Brown says he's sure Carroll Co. needs plan to control growth Ordinance would ban any new subdivisions for the next 18 months

April 12, 1996|By Mary Gail Hare | Mary Gail Hare,SUN STAFF

A day after facing nearly 500 vocal opponents of the county's proposed Interim Development Control Ordinance (IDCO), Commissioner W. Benjamin Brown left the door open yesterday for revisions, but said he remains convinced that Carroll needs temporary growth controls.

The County Commissioners and the Planning Commission heard more than three hours of testimony Wednesday night, much of it orchestrated by the real estate, building and banking industries, but Mr. Brown said he continues to support the proposal.

"I will not be swayed," he said yesterday. "I am convinced we need IDCO."

The county paid Robert H. Freilich, a nationally recognized planner, $35,000 to write the ordinance. In the past few months, Dr. Freilich has met with several groups in the county and revised the proposal several times.

IDCO would ban new subdivisions for the next 18 months, while the county reworks its 30-year-old master plan.

"It is imperative to stop new subdivisions from coming into the system under old rules while we are revising those rules," Mr. Brown said.

The county needs the interim "to spend its energy and full concentration on the master plan," said Philip Rovang, county director of planning.

"I will certainly be working with the commissioners to make sure revisions to the ordinance have no negative impact on the county," Mr. Rovang said.

Many in the development industry said even a temporary shutdown would send the county into an economic tailspin.

A newly formed and well-funded Citizens for Managed Growth urged attendance at the hearing held at North Carroll High School in Hampstead.

Speakers predicted high unemployment, increased property taxes and dire repercussions for area businesses, if the county enacts growth controls.

IDCO is "an attorney's dream in terms of the legal issues," said David Bowersox, a Westminster attorney.

"It clearly discriminates against new residential development," said John J. Delaney, an attorney for the Homebuilders Association.

Commissioner Richard T. Yates said yesterday he was satisfied with the ordinance as written. But, he has "mostly legal questions that I plan to run by our attorney."

While the development industry is asking the county to kill the ordinance, growth activists want to strengthen it. At the commissioners' weekly news conference yesterday, Dan Hughes, founder of Solutions for a Better South Carroll, delivered about 300 signatures from those who want building permits included in the ban.

"How do you play catch up on facilities, until you slow down?" Mr. Hughes asked. "We have had years of bad decisions and bad policies and this board is being asked to pay the piper."

Mr. Brown said he expected the arguments at the hearing.

"Those concerns will have an impact and an effect on our thinking," he said. "In the final draft, you will see those concerns reflected."

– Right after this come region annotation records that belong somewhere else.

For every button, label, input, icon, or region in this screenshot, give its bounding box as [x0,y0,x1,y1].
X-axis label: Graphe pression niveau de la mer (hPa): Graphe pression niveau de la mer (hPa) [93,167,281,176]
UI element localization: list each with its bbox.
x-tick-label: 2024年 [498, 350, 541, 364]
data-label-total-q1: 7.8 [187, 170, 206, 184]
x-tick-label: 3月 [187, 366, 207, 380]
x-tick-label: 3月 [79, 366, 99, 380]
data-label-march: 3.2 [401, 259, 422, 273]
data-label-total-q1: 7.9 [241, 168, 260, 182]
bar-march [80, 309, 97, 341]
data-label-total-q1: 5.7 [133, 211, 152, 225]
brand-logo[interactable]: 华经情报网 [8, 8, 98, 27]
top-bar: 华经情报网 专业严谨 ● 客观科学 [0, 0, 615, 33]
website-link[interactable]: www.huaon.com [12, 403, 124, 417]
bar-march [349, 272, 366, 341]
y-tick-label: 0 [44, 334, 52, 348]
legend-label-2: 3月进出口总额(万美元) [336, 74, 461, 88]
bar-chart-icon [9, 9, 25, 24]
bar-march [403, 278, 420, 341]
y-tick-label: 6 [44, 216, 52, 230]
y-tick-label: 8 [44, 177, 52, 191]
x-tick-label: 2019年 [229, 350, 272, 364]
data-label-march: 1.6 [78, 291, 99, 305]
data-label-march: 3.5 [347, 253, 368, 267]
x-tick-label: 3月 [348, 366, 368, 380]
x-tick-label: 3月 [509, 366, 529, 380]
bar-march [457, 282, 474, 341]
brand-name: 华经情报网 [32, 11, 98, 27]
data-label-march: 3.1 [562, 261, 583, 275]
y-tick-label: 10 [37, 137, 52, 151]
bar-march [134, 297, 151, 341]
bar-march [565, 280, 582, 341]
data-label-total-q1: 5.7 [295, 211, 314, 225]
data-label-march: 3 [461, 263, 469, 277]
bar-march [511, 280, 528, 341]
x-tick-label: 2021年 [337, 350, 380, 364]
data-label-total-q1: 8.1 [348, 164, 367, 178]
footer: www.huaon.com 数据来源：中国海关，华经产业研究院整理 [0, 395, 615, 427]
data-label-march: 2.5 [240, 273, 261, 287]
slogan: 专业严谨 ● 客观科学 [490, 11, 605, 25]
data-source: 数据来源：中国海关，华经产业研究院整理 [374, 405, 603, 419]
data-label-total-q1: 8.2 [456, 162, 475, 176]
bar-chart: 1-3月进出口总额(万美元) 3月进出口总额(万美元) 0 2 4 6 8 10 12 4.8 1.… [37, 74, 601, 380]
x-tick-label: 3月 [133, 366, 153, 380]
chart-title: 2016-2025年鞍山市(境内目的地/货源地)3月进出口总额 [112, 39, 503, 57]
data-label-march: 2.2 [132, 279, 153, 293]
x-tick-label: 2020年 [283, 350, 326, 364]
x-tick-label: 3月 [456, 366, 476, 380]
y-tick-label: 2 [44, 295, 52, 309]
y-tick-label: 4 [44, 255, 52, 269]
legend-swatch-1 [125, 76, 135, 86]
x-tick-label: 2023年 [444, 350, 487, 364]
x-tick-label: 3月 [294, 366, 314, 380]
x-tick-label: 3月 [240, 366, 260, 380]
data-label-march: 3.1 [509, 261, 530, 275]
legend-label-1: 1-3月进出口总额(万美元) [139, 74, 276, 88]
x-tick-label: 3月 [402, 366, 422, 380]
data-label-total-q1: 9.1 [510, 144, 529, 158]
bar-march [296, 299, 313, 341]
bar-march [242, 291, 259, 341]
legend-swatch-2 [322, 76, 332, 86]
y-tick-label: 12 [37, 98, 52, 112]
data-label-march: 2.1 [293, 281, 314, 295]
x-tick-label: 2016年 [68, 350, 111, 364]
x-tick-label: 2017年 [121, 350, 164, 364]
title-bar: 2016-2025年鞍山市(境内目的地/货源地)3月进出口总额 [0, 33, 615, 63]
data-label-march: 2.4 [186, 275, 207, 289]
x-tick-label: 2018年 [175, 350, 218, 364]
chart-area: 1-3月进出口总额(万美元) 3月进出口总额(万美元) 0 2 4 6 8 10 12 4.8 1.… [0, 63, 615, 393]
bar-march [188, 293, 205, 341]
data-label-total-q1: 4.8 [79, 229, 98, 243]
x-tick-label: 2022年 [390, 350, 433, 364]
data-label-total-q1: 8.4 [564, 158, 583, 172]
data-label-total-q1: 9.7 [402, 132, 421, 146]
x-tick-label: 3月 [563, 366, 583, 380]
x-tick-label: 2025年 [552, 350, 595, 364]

If enacted, IDCO would be retroactive to March 15. As drafted now, the ordinance would allow the commissioners to sift through applications to determine which can continue through the development review process. In areas such as South Carroll, where schools and roads are inadequate, officials probably will deny projects.

Mr. Brown does not envision a complete shutdown in the industry.

"The goal is to make IDCO effective, yet recognize the interests the development community has in place already," Mr. Brown said.

The commissioners hope to decide whether to enact IDCO within a few weeks. "Everyone is welcome to the table" during deliberations, Mr. Brown said.